Selon elle, c’est la crise du milieu de la vie qui déboussole les hommes. Une sorte de seconde adolescence. « Avec l’allongement de l’espérance de vie, on assiste à un déplacement de la crise de la quarantaine vers la cinquantaine, voire la soixantaine. Alors qu’elle correspond chez les femmes à une période délicate, celle de la ménopause, cette phase se manifeste chez les hommes par un regain d’énergie, l’envie de ne pas sombrer, de se découvrir une deuxième jeunesse », avance-t-elle. Elle ajoute que chez les hommes, à l’approche de la retraite, il y a un risque d’ennui qui se dessine dans le côté statique que promet la vie à deux. A une période où les petits-enfants arrivent, où leur femme devient grand-mère, ces derniers cherchent ainsi à fuir coûte que coûte l’image de vieillesse que tout cela leur renvoie. Pour certains, l’idée même de se retrouver plus d’une vingtaine d’années entre quatre murs avec son conjoint est angoissante. « On est face au vieillissement du corps de l’autre, qui nous renvoie en miroir notre propre vieillissement », souligne la psychologue.
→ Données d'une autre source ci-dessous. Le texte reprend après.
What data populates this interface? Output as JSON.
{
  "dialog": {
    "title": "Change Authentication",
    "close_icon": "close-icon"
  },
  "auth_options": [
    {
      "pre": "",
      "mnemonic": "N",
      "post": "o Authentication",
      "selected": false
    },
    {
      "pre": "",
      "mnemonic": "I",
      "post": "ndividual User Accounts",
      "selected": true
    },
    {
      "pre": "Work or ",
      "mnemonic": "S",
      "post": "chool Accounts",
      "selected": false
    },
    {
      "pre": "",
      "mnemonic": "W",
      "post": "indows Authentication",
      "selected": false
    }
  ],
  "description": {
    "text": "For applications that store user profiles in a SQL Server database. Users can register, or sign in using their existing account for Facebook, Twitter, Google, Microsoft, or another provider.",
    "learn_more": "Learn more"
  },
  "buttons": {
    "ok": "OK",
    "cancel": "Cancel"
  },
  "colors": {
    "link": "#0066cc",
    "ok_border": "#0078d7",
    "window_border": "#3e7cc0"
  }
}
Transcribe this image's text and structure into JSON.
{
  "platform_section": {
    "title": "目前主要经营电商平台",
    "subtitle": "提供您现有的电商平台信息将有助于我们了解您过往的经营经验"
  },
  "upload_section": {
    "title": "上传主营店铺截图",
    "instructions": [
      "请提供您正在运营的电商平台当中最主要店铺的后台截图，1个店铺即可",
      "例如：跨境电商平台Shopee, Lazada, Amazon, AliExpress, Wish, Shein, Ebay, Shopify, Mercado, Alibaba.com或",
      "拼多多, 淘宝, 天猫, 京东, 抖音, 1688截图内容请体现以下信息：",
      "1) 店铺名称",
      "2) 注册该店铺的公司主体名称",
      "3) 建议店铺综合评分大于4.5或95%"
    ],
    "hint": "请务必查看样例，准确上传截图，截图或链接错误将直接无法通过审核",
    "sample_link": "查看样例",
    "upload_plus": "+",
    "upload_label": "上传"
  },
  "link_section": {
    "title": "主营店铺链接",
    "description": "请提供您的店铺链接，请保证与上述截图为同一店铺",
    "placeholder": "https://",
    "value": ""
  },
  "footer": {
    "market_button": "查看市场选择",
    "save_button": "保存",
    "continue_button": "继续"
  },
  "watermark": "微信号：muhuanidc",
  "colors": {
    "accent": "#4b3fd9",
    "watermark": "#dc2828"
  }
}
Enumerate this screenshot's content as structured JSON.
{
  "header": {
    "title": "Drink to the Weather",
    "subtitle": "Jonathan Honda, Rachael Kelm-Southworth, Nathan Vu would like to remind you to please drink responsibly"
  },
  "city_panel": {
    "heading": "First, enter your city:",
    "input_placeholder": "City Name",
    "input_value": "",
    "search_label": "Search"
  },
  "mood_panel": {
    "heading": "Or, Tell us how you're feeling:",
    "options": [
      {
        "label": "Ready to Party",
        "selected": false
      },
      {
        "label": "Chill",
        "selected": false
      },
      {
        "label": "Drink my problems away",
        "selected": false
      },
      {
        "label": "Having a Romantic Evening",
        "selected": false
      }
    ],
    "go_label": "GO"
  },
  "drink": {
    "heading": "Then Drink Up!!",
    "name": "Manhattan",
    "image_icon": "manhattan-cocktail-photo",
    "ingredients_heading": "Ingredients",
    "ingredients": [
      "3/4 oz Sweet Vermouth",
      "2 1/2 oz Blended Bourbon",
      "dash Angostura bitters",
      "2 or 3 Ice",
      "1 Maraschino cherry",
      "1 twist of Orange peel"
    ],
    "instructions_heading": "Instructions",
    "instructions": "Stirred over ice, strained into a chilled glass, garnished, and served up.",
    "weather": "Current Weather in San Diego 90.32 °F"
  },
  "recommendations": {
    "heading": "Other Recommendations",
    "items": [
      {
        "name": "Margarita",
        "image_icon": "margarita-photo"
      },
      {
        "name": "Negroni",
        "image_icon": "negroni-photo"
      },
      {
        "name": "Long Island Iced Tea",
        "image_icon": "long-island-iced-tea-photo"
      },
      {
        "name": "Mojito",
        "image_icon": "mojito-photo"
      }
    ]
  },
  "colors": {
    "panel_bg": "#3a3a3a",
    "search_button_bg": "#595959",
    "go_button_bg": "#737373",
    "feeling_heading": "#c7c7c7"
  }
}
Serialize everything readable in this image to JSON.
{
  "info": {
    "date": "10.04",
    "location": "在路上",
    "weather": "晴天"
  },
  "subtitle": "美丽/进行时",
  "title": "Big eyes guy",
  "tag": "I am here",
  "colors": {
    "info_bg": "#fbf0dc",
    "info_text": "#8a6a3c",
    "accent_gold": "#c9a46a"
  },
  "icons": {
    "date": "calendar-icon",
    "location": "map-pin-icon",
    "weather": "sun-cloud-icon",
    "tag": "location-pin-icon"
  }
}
Isolement et dépression sont les conséquences directes dues à un divorce tardif. « Le divorce après un long mariage, notamment pour la personne qui n’a pas pris la décision, peut être d’une violence inouïe. En plus, ces séparations tardives surprennent, voire déstabilisent l’entourage. A commencer par les enfants du couple, souvent eux-mêmes mariés », confirme-t-elle. Tel est le cas d’Ihab, un ingénieur de 30 ans dont les parents ont divorcé après 40 ans de mariage. « A l’annonce du divorce, mes deux soeurs et moi, nous avons été surpris. Nous n’avons pas compris cette décision d’éclater la famille. Nous étions inquiets surtout de les savoir seuls à cet âge-là », confie-t-il, avant de conclure : « Mes parents étaient, pour nous, des piliers, nous avons misé sur un modèle et tout à coup, celui-ci tombe de son piédestal. Mais aujourd’hui et avec le temps, nous avons compris leur décision et nous préférons les voir heureux à côté de nous ».